Ma a Roma di rivedere la liberalizzazione di questi settori non ne vuole proprio sentir parlare: le associazioni collegate hanno un potere lobbistico al limite della comprensione razionale. Volta dopo volta escono le paure degli acquisti rapaci delle “multinazionali straniere” contro “l’azienda di famiglia italiana”. Ma alla prima pagina di qualsiasi libro di testo di microeconomia già si legge e si capisce come in un mercato economico sviluppato come lo è il nostro, è la concorrenza il motore principale per migliorare i servizi e trovarne dei nuovi. Ed è umano (troppo umano!) che quando invece la concorrenza venga a mancare allora subentri di petto la speculazione: vedere i prezzi delle materie prime per credere. Un italiano che volesse intraprendere la carriera di bagnino o di tassista (ma questo vale per qualsiasi classe di impiego che è protetta dalla concorrenza) non potrebbe avere la possibilità di farlo perché il blocco all’entrata è molto alto rispetto che altrove. Non sono quindi gli imprenditori italiani ad essere penalizzati dalla concorrenza ma lo sono gli imprenditori italiani che propongono prodotti concorrenziali.

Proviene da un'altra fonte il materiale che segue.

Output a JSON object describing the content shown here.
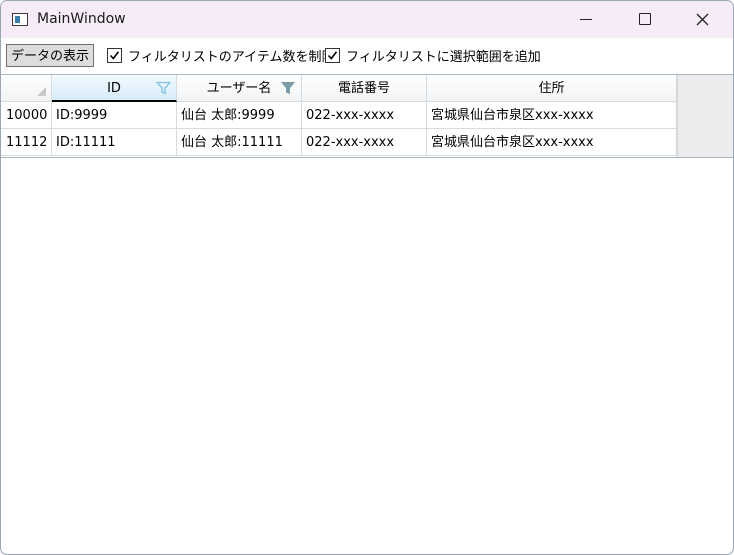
{
  "window": {
    "title": "MainWindow"
  },
  "toolbar": {
    "show_button": "データの表示",
    "limit_filter_checkbox": {
      "label": "フィルタリストのアイテム数を制限",
      "checked": true
    },
    "add_selection_checkbox": {
      "label": "フィルタリストに選択範囲を追加",
      "checked": true
    }
  },
  "grid": {
    "columns": [
      {
        "label": "ID",
        "filter": true
      },
      {
        "label": "ユーザー名",
        "filter": true
      },
      {
        "label": "電話番号",
        "filter": false
      },
      {
        "label": "住所",
        "filter": false
      }
    ],
    "rows": [
      {
        "row_header": "10000",
        "cells": [
          "ID:9999",
          "仙台 太郎:9999",
          "022-xxx-xxxx",
          "宮城県仙台市泉区xxx-xxxx"
        ]
      },
      {
        "row_header": "11112",
        "cells": [
          "ID:11111",
          "仙台 太郎:11111",
          "022-xxx-xxxx",
          "宮城県仙台市泉区xxx-xxxx"
        ]
      }
    ]
  },
  "colors": {
    "filter_active": "#7a9aa8",
    "filter_light": "#7fc3e0",
    "header_selected": "#d6ebf8"
  }
}
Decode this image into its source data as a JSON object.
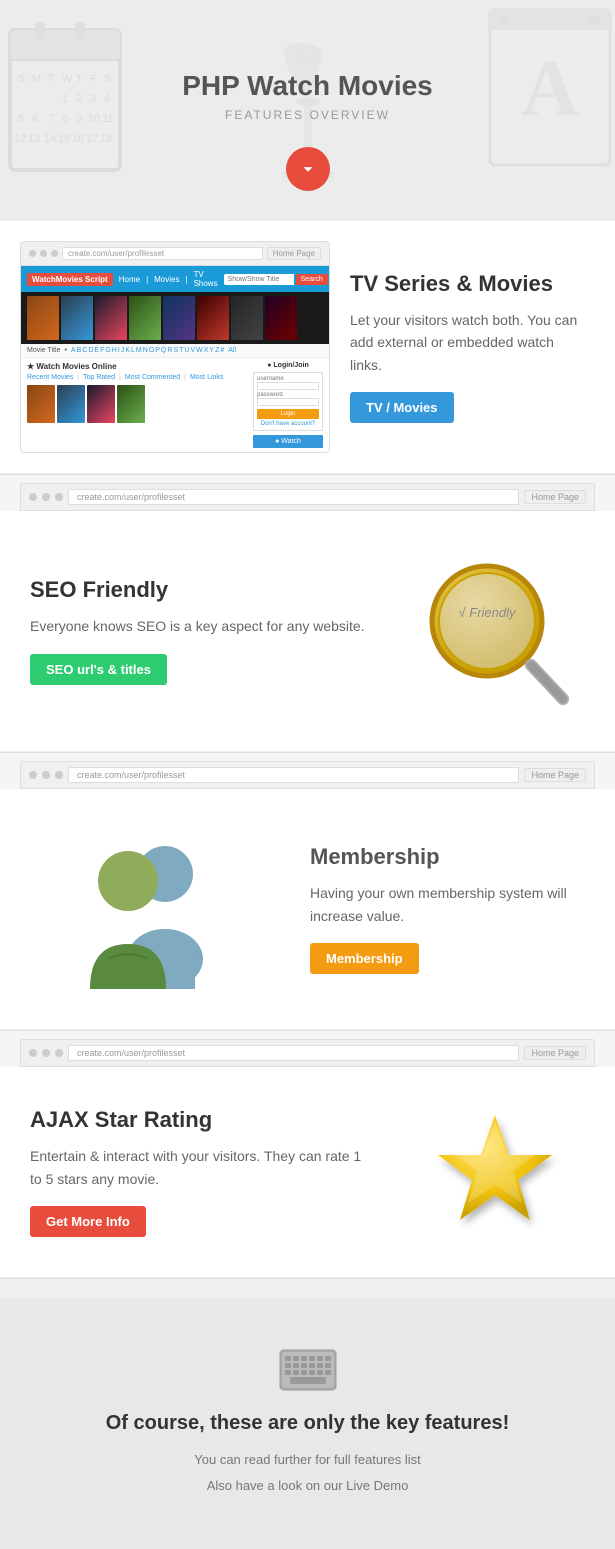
{
  "hero": {
    "title": "PHP Watch Movies",
    "subtitle": "FEATURES OVERVIEW",
    "scroll_btn_label": "↓"
  },
  "sections": {
    "tv_movies": {
      "title": "TV Series & Movies",
      "description": "Let your visitors watch both. You can add external or embedded watch links.",
      "btn_label": "TV / Movies",
      "btn_color": "#3498db"
    },
    "seo": {
      "title": "SEO Friendly",
      "description": "Everyone knows SEO is a key aspect for any website.",
      "btn_label": "SEO url's & titles",
      "btn_color": "#2ecc71",
      "magnify_text": "√ Friendly"
    },
    "membership": {
      "title": "Membership",
      "description": "Having your own membership system will increase value.",
      "btn_label": "Membership",
      "btn_color": "#f39c12"
    },
    "ajax_rating": {
      "title": "AJAX Star Rating",
      "description": "Entertain & interact with your visitors. They can rate 1 to 5 stars any movie.",
      "btn_label": "Get More Info",
      "btn_color": "#e74c3c"
    }
  },
  "bottom": {
    "icon": "⌨",
    "title": "Of course, these are only the key features!",
    "line1": "You can read further for full features list",
    "line2": "Also have a look on our Live Demo"
  },
  "browser": {
    "url": "create.com/user/profilesset",
    "nav_label": "Home Page"
  },
  "movie_site": {
    "logo": "WatchMovies Script",
    "nav_items": [
      "Home",
      "Movies",
      "TV Shows"
    ],
    "search_placeholder": "Show/Show Title",
    "search_btn": "Search",
    "alphabet": [
      "A",
      "B",
      "C",
      "D",
      "E",
      "F",
      "G",
      "H",
      "I",
      "J",
      "K",
      "L",
      "M",
      "N",
      "O",
      "P",
      "Q",
      "R",
      "S",
      "T",
      "U",
      "V",
      "W",
      "X",
      "Y",
      "Z"
    ],
    "tabs": [
      "Recent Movies",
      "Top Rated",
      "Most Commented",
      "Most Links"
    ],
    "login_label": "Login/Join",
    "watch_label": "Watch"
  }
}
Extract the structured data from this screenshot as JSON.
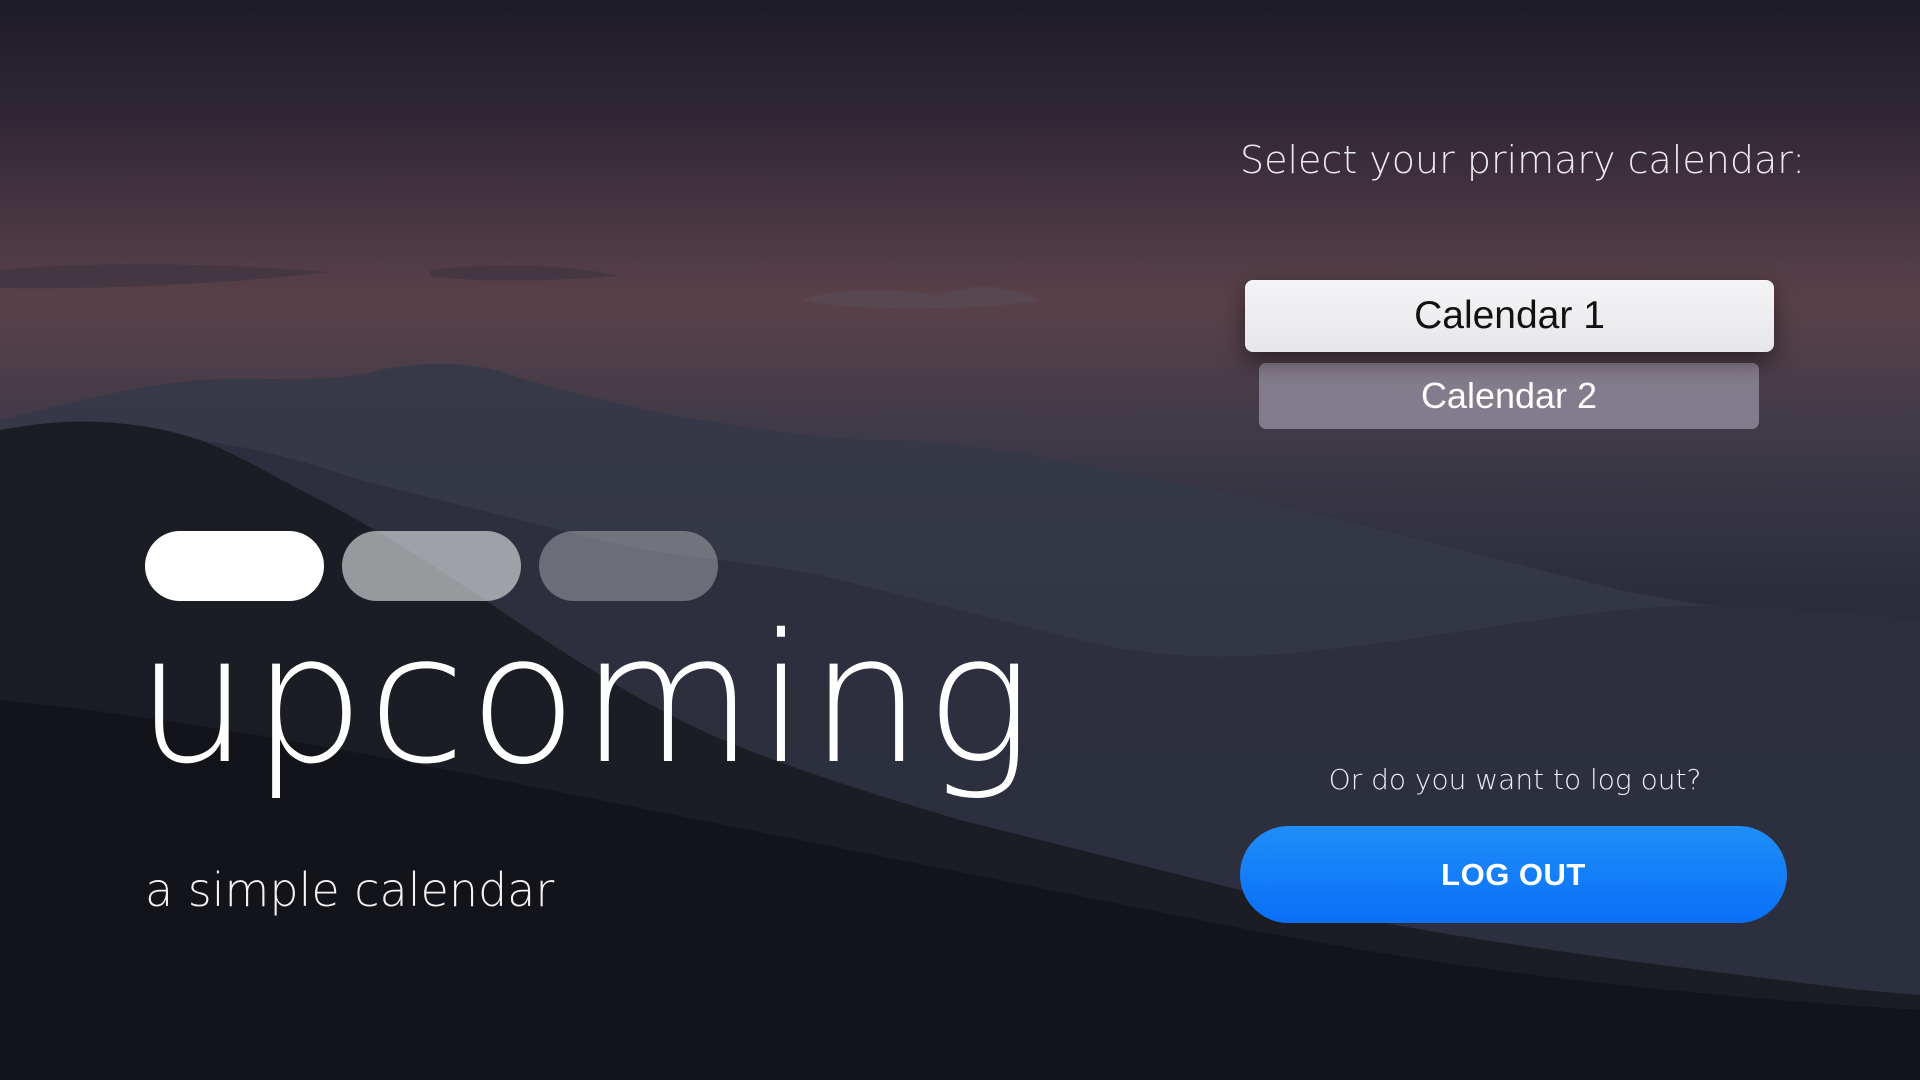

Non vogliamo considerare il lato economico per i consumatori? Non vogliamo considerare il profitto gratuito dovuto all’oligopolio? Non vogliamo considerare la perdita secca delle entrate nelle casse dello Stato? Non vogliamo neppure considerare il lato etico, semmai ce ne fosse bisogno? Sappiamo almeno che queste regole che ora sembrano essere state imposte dall’alto fanno parte di una struttura (la UE) che non solo come nazione abbiamo accettato di farne parte ma agisce anche in nome di un parlamento eletto dai cittadini delle nazioni aderenti. Non si vuole ascoltare il turpiloquio della teoria economica? Si ascolti almeno la volontà dei cittadini che hanno detto basta, con la legge Bolkestein, alle corporazioni e sì alla libera concorrenza!